Monday, 3 October 2011
Review: The Alchemyst - Michael Scott
Extent: 375 pages
Publisher: Doubleday Children's
Pub Date: 24th May 2007
The tomb of Nicholas Flamel is empty. The greatest alchemist of his day supposedly died in 1418, but rumors continue to swirl that he continues to walk among us. Could it be true that this magician/chemist has access to the secret of eternal life? Could the Book of Abraham, which he purportedly owns, hold the key to this elixir? If it does, the theft of this single ancient volume could destroy the world as we know it. An exciting tale.
Well, this one must have been one heck of a research job! I love a good dose of mythology and in The Alchemyst, Michael Scott seems to have pulled on the full resources of myth and folklore, dredging up long forgotten characters in tales of old to create an incredibly comprehensive world of magic. More than that, he has brought these legends right up to date, making them relevant to the modern audience. I love the way these ancient and incredibly powerful creatures are at home with mobile phones and eBay.

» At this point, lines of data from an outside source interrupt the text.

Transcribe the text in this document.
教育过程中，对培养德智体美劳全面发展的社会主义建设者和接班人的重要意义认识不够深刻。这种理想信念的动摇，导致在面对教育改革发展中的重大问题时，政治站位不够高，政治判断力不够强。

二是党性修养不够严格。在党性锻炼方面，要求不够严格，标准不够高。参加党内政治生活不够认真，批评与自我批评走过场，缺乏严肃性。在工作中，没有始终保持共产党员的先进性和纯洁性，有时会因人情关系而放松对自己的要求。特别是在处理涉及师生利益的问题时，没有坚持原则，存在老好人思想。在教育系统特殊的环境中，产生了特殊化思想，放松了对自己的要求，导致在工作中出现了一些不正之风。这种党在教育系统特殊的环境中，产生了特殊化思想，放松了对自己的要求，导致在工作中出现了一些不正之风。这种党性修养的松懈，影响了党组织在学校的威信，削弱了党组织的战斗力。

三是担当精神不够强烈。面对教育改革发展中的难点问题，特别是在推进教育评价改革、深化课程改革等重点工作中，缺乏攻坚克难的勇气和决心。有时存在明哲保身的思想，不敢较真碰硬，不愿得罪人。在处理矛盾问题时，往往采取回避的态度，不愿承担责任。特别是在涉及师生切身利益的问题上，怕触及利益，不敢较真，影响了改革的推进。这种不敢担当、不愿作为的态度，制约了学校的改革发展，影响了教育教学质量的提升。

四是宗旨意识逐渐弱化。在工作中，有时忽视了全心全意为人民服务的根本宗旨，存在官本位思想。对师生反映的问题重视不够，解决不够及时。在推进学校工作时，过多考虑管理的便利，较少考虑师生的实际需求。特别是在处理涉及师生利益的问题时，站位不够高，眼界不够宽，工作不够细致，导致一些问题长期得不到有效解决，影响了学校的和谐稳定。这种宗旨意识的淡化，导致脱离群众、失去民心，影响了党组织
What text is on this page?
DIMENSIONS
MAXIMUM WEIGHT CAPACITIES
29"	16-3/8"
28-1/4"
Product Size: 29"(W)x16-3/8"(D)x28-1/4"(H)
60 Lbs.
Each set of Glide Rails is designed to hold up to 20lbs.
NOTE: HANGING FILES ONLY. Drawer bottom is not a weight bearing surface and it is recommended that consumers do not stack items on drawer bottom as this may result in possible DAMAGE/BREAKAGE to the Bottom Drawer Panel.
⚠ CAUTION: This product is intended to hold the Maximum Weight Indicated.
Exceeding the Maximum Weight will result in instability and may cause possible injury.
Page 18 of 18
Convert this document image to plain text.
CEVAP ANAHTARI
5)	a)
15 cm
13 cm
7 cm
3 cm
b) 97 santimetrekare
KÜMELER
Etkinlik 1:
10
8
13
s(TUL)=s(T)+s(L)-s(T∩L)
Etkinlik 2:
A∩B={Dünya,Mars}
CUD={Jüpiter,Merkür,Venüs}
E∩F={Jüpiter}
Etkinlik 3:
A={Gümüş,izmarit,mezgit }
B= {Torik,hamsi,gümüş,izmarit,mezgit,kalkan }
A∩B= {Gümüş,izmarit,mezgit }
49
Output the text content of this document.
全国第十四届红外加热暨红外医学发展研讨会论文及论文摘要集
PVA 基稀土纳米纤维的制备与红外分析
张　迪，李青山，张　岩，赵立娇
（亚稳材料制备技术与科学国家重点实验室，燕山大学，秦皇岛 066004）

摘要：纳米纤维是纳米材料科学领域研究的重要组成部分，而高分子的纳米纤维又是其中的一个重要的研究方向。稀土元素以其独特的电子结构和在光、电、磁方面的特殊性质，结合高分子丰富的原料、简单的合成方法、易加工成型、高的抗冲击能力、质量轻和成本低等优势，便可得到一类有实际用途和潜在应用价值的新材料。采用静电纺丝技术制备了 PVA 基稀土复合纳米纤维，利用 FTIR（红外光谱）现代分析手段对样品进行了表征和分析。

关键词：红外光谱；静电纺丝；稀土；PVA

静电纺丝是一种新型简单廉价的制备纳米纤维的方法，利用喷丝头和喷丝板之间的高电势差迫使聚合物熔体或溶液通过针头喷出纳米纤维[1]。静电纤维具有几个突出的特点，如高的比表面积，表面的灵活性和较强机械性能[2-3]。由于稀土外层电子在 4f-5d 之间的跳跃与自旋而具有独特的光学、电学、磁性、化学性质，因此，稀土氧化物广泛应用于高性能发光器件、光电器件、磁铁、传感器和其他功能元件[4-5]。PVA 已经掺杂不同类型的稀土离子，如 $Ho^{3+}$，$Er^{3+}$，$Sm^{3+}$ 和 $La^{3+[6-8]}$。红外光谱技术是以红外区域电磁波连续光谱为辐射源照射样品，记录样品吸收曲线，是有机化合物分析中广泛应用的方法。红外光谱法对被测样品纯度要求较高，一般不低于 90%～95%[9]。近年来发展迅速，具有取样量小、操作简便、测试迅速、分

The best characters in The Alchemyst are actually the adult characters, especially Dr John Dee – he’s probably the best developed and the one that is easiest to conjure up in the imagination. And besides I love a good baddy! However, this brings me to the two main teen characters, Josh and Sophie. I’m afraid to say that I just don’t like them. They are supposed to have two of the rarest auras which in the history of humanity are only found on those with incredible talent, intelligence or courage but the twins are two of the most stupid, wet characters I’ve ever come across in a book. There are great chunks of the plot that are dedicated to their stupidity which could have been completely cut and would have made me feel a little better about the pace of the story. I like my heroes to have a bit of spark, a bit of something that you can identify with, even if it’s a flaw, that makes them hard not to like but if the twins were a colour they would be a particularly wet shade of grey. I actually found myself cheering on Dee at one point because I wanted the stupid twins to fail and preferably die and for two new likeable characters to pop into their shoes and actually be a bit effective.
It’s possible that Michael Scott meant them to be like this and in the next books they are going to have personality overhauls, which they better because at the moment I’m really torn. I love the world that Michael Scott has created but I hate the heroes and at times the writing can be a bit young and cliché. I have to keep reminding myself that the twins are in fact 15 so that’s about the target audience but they can be very childish and the writing is hitting a bit low on the target. 15-year-olds (and I!) need to be stimulated a bit with edgy, clever writing but sometimes it just gets a bit too predictable.
So, this is a bit of an internal marmite book for me – I both love it and dislike it. I’m hoping the twins are going to get a bit of a grip in the next book because I do really like the story – if they could just grow some spine and stop having panic attacks whenever one of them gets a scratch or chips a nail that would suit me fine!